Our win/loss ratio was excellent (win/loss is boats passed to boats given up during the race).  Our crew work solid (okay the truth is all the teams’ crew work is solid in winds below eight knots). Our speed seemed good, as best you could tell in the conditions.

Day three started will enough with a third in the first race. But after that we began to struggle around the start line and then we went cold. Starting sail boat races is a funny old thing. Like putting the first kick in between the posts, success breeds confidence that brings more success.  And the opposite is true. 

When you start to struggle with your confidence you try too hard and start to over think it. Then the crew tries to compensate by calling more aggressive tactics that also carry a higher risk factor.  The win/loss ratio goes down.  But we survived day four to end in fifth place with all the teams just a stones throw apart on points. 

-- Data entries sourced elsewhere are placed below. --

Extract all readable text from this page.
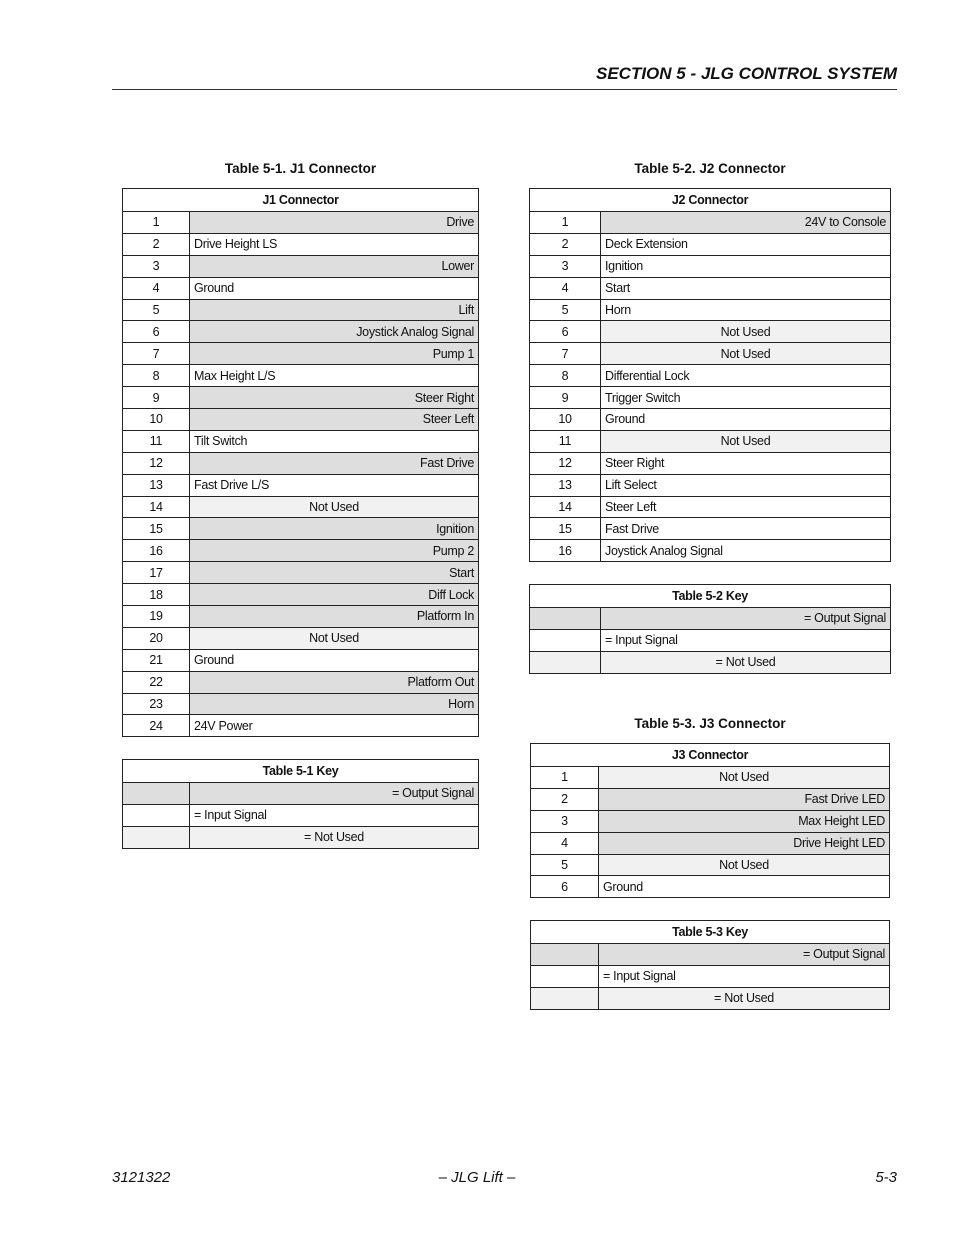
SECTION 5 - JLG CONTROL SYSTEM
Table 5-1. J1 Connector
J1 Connector	
1	Drive
2	Drive Height LS
3	Lower
4	Ground
5	Lift
6	Joystick Analog Signal
7	Pump 1
8	Max Height L/S
9	Steer Right
10	Steer Left
11	Tilt Switch
12	Fast Drive
13	Fast Drive L/S
14	Not Used
15	Ignition
16	Pump 2
17	Start
18	Diff Lock
19	Platform In
20	Not Used
21	Ground
22	Platform Out
23	Horn
24	24V Power
Table 5-1 Key	
	= Output Signal
	= Input Signal
	= Not Used
Table 5-2. J2 Connector
J2 Connector	
1	24V to Console
2	Deck Extension
3	Ignition
4	Start
5	Horn
6	Not Used
7	Not Used
8	Differential Lock
9	Trigger Switch
10	Ground
11	Not Used
12	Steer Right
13	Lift Select
14	Steer Left
15	Fast Drive
16	Joystick Analog Signal
Table 5-2 Key	
	= Output Signal
	= Input Signal
	= Not Used
Table 5-3. J3 Connector
J3 Connector	
1	Not Used
2	Fast Drive LED
3	Max Height LED
4	Drive Height LED
5	Not Used
6	Ground
Table 5-3 Key	
	= Output Signal
	= Input Signal
	= Not Used
3121322	– JLG Lift –	5-3
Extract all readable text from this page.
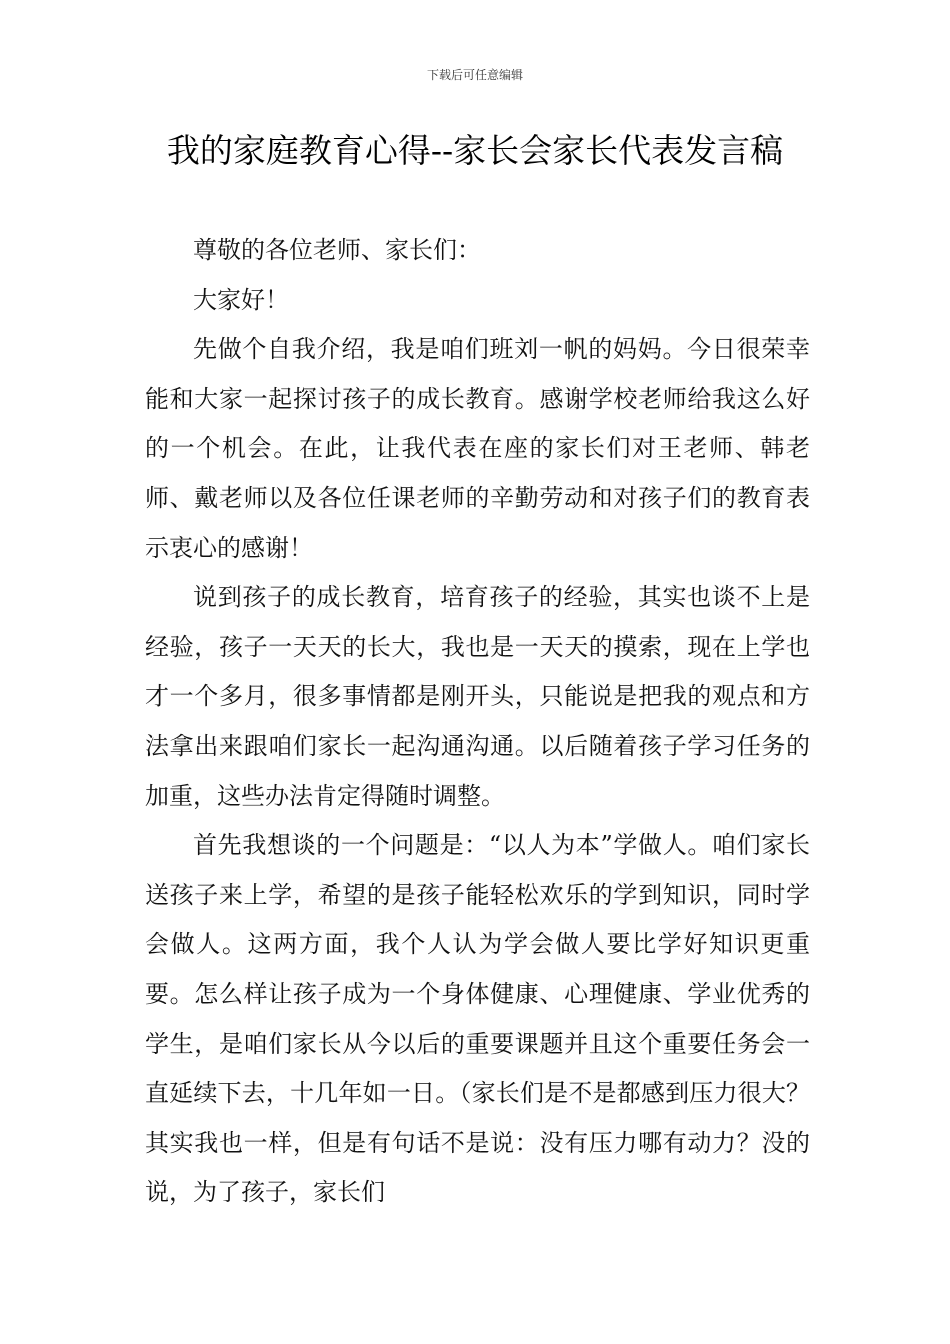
下载后可任意编辑
我的家庭教育心得--家长会家长代表发言稿

尊敬的各位老师、家长们：

大家好！

先做个自我介绍，我是咱们班刘一帆的妈妈。今日很荣幸能和大家一起探讨孩子的成长教育。感谢学校老师给我这么好的一个机会。在此，让我代表在座的家长们对王老师、韩老师、戴老师以及各位任课老师的辛勤劳动和对孩子们的教育表示衷心的感谢！

说到孩子的成长教育，培育孩子的经验，其实也谈不上是经验，孩子一天天的长大，我也是一天天的摸索，现在上学也才一个多月，很多事情都是刚开头，只能说是把我的观点和方法拿出来跟咱们家长一起沟通沟通。以后随着孩子学习任务的加重，这些办法肯定得随时调整。

首先我想谈的一个问题是：“以人为本”学做人。咱们家长送孩子来上学，希望的是孩子能轻松欢乐的学到知识，同时学会做人。这两方面，我个人认为学会做人要比学好知识更重要。怎么样让孩子成为一个身体健康、心理健康、学业优秀的学生，是咱们家长从今以后的重要课题并且这个重要任务会一直延续下去，十几年如一日。（家长们是不是都感到压力很大？其实我也一样，但是有句话不是说：没有压力哪有动力？没的说，为了孩子，家长们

We talk about what we would “buy out for”. It’s a way of balancing expectations. Bearing in mind this was an “up-skill” regatta with a new combination, a fourth would be a good buy out, so fifth was in the hunt. 

In rugby terms our first half was excellent but the in the first 20 minutes of the second half we started to make too many mistakes. With twenty minutes to go…. crash.  Literally! The French misjudged dipping and clipped our transom.  More like took it off. A real shame as both boats were doing well in that race. Because the fix was going to take several days it was the end of the regatta for ETNZ, with ten races to sail before the regatta finish.  

The jury gave us average points for the rest of the regatta. It was a bit funny watching the team go up and down the overall results board on the final day, not even being on the water. We got as high as fifth, only a few points off fourth and as low as eighth, ending up sixth overall.

So the report card – well it is mixed. Nice work in the first part, definitely not happy about the slump in the start of second half and we will never know how it would have turned out if we where able to sail the last ten races.